Os cinco diretores da agência ainda vão votar se aprovam o uso da vacina. A área técnica recomendou ainda o monitoramento das "incertezas e reavaliação periódica" dos dados da vacina.

Um pouco antes, a área técnica da agência também tinha recomendado a aprovação do uso emergencial da Coronavac, vacina desenvolvida pela farmacêutica chinesa Sinovac que será distribuída no Brasil pelo Instituto Butantan, também com as mesmas condicionantes.

Acompanhe a reunião 

Vacina chinesa também recebe recomendação 

A área técnica da Agência Nacional de Vigilância Sanitária (Anvisa) recomendou, durante reunião da diretoria colegiada neste domingo (17), a aprovação vacina contra o novo coronavírus desenvolvida pelo Instituto Butantan em parceria com a chinesa Sinovac.

Segundo o gerente-geral de Medicamentos e Produtos Biológicos da Anvisa, Gustavo Mendes, a eficácia da Coronavac é de 50,39%.

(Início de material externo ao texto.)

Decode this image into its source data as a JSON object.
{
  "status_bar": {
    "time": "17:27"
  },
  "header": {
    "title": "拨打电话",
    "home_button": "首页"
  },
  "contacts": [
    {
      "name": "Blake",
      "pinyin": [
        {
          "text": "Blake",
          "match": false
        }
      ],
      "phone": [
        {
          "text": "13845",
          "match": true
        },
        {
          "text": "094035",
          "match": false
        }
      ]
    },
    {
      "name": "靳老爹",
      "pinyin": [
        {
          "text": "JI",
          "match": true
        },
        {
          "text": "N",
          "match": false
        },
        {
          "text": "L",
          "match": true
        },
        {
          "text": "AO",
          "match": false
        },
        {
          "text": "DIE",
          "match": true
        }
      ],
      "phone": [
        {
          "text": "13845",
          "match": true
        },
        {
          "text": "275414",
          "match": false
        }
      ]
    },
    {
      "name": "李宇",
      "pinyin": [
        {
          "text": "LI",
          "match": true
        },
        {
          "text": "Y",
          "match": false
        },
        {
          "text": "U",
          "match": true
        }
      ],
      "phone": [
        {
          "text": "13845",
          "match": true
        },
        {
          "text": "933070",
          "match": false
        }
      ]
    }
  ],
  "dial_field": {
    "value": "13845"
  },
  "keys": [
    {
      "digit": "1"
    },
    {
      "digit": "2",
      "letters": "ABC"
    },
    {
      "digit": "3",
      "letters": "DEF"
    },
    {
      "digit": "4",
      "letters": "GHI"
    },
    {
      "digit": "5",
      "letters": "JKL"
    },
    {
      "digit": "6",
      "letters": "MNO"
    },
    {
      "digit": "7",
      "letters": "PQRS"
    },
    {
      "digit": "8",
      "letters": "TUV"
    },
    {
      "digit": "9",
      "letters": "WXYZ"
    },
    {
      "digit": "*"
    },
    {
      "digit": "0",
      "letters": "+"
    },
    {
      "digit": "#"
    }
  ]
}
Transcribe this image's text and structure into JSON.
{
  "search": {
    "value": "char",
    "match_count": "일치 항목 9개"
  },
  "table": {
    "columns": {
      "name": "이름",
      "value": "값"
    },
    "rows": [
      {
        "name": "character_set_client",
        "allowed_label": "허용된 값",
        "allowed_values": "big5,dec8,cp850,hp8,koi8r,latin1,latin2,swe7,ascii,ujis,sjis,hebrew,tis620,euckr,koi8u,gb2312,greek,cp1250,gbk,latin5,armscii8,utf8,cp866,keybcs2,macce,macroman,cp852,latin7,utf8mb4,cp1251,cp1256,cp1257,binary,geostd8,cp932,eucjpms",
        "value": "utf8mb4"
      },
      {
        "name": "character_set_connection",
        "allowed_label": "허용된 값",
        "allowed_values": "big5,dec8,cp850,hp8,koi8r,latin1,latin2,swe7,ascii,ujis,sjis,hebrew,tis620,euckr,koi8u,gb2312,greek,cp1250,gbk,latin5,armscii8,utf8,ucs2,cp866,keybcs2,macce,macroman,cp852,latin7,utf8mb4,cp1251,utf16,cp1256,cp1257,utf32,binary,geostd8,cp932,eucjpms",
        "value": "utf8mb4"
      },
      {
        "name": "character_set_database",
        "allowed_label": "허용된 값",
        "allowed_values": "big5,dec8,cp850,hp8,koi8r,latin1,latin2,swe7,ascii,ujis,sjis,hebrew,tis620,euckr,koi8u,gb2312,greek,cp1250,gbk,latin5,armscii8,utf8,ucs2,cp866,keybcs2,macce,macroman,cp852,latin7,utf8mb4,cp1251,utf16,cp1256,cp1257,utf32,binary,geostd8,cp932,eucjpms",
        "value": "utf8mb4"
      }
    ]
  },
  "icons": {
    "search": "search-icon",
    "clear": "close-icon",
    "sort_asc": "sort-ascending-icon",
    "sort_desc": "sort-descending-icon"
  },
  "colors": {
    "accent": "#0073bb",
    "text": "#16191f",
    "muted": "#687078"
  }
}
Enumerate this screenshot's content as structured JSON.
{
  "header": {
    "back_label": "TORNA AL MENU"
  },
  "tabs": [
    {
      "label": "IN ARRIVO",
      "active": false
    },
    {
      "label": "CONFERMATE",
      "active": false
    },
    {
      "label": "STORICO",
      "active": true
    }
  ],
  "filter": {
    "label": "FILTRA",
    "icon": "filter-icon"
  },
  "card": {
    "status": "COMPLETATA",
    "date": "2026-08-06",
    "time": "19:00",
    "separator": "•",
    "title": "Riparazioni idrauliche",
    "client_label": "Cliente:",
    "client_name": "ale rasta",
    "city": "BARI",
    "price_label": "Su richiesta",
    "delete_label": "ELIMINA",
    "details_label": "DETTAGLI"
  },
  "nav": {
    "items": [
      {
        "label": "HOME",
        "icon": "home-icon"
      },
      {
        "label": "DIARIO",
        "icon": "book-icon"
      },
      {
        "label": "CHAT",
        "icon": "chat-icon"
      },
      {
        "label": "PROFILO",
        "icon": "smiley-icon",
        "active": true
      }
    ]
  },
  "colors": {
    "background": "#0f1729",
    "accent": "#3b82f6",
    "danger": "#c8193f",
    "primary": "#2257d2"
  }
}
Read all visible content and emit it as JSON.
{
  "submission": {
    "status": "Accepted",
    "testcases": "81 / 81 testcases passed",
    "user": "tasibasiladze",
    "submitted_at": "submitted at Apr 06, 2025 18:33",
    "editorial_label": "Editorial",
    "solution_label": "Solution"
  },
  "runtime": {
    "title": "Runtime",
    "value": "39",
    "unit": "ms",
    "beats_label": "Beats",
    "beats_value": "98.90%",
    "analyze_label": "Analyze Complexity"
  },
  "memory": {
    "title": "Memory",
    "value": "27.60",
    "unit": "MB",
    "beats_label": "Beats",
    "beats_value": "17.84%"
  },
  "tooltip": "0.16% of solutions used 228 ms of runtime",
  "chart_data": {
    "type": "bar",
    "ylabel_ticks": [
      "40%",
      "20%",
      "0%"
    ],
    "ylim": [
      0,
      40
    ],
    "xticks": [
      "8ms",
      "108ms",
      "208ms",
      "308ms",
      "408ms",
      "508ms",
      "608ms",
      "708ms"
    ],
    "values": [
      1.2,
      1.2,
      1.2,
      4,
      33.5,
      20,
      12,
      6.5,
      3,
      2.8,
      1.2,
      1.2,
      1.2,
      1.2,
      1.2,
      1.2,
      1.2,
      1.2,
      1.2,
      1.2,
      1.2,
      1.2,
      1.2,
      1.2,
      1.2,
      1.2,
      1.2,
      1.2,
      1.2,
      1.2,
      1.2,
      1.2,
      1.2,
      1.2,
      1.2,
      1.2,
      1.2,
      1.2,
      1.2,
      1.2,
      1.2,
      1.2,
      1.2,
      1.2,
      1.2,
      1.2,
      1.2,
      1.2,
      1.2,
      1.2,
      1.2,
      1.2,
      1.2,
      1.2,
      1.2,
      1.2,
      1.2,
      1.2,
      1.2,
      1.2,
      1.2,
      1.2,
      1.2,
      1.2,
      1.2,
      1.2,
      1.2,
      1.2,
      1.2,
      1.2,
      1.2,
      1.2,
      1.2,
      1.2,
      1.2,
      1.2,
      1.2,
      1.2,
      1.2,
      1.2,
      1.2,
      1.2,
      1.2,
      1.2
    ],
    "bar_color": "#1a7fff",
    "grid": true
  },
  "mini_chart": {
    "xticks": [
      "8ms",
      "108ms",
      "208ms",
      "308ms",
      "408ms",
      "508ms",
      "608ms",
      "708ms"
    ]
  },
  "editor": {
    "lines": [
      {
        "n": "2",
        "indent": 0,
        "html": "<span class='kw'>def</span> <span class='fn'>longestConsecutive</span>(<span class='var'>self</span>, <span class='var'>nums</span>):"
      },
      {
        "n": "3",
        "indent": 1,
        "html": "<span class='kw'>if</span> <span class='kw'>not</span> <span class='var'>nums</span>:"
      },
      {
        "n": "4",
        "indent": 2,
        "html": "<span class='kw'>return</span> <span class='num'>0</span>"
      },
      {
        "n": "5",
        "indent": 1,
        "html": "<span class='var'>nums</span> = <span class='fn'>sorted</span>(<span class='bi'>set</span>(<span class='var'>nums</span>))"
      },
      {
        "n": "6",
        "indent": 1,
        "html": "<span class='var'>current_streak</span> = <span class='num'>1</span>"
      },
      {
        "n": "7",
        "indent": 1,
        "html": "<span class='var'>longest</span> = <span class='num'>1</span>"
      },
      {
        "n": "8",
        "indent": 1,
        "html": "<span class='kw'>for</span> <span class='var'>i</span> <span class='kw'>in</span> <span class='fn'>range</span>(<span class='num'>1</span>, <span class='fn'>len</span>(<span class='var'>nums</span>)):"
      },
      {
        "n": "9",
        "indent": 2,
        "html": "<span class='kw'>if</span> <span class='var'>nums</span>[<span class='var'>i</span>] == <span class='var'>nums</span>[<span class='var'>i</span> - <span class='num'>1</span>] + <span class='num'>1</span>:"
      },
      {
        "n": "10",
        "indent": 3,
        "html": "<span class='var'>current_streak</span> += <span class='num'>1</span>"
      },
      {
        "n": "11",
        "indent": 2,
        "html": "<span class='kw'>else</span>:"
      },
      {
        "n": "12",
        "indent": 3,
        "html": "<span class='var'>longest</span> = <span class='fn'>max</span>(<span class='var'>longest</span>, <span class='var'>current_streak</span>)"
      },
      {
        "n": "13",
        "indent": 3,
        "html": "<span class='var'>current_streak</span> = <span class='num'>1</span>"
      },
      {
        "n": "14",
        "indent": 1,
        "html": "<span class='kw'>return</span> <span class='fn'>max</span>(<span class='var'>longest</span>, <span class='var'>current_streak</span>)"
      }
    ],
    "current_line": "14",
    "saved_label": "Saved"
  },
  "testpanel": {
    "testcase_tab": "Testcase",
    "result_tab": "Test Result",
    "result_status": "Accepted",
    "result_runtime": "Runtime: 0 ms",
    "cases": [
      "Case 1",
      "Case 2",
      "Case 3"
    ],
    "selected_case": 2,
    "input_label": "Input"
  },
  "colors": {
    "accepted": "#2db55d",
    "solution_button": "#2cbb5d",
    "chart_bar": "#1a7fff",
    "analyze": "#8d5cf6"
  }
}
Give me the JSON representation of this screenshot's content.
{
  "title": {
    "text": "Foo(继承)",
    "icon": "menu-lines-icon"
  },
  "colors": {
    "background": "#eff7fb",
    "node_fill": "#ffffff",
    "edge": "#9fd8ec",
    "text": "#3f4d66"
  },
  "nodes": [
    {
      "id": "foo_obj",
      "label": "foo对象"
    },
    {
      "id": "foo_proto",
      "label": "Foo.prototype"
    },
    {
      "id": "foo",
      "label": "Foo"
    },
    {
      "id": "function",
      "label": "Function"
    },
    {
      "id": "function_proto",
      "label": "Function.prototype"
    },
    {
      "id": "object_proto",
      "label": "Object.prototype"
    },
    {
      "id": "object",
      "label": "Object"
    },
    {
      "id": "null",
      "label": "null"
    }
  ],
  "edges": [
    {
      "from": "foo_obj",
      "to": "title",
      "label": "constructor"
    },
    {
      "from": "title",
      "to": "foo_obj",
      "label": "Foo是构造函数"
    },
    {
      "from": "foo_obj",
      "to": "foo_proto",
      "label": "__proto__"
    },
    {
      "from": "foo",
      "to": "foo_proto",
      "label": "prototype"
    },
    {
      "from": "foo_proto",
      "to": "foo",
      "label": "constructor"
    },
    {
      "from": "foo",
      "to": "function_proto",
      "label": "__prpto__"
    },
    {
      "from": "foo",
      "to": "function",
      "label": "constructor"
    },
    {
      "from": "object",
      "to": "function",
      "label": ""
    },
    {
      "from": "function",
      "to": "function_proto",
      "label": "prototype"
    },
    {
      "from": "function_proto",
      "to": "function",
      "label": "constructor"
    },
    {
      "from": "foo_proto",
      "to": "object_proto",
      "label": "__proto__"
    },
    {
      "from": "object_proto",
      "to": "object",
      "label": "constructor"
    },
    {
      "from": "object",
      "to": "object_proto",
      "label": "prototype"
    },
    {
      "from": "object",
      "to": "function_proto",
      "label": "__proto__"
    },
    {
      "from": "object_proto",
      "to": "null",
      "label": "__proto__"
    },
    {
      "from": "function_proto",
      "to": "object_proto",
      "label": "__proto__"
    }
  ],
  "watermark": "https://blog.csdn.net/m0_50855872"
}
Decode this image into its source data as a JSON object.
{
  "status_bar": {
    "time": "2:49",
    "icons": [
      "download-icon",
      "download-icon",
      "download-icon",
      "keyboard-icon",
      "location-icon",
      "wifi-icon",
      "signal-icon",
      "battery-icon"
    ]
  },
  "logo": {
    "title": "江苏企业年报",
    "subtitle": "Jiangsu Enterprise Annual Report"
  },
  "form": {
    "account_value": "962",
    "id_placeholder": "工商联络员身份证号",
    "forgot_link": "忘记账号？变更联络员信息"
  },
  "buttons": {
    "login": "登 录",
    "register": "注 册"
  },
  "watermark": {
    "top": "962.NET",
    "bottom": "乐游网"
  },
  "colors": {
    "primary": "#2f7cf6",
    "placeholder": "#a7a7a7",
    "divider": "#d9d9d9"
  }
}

Significa que, de cada cem pessoas vacinadas que tiverem contato com o vírus, 50,39% não vão manifestar a doença graças à imunidade conferida pela vacina, pelas contas da agência. O cálculo da eficácia geral leva em conta a análise de todos os casos de covid-19 registrados entre os voluntários dos testes clínicos.

"A recomendação, como área técnica, é que, tendo em vista o cenário da pandemia, aumento do número de casos e ausência de alternativas terapêuticas, a gerência recomenda a aprovação do uso emergencial da Coronavac, com acompanhamento das incertezas que ainda temos e reavaliação periódica", disse Mendes.

Além disso, os dados não permitem conclusões sobre "desfechos secundários" da vacina, como a proteção de casos leves (que exigem ida ao médico) e graves e moderados (que podem levar à internação).

A eficácia geral da vacina é de 50,39%, segundo a Anvisa. O Butantã ainda aponta redução de 78% de casos leves, mas a agência afirma que não há dados para essa alegação.

Durante as conclusões, Gustavo Mendes reforçou que a área técnica recomenda o uso emergencial do imunizante, mas com a condição de monitoramento e reavaliação periódica.

A Anvisa informou, ainda, que uma maior eficácia da vacina Coronavac foi apresentada quando foi associada a maiores intervalos entre as doses, isto é, com 8 a 12 semanas de intervalos.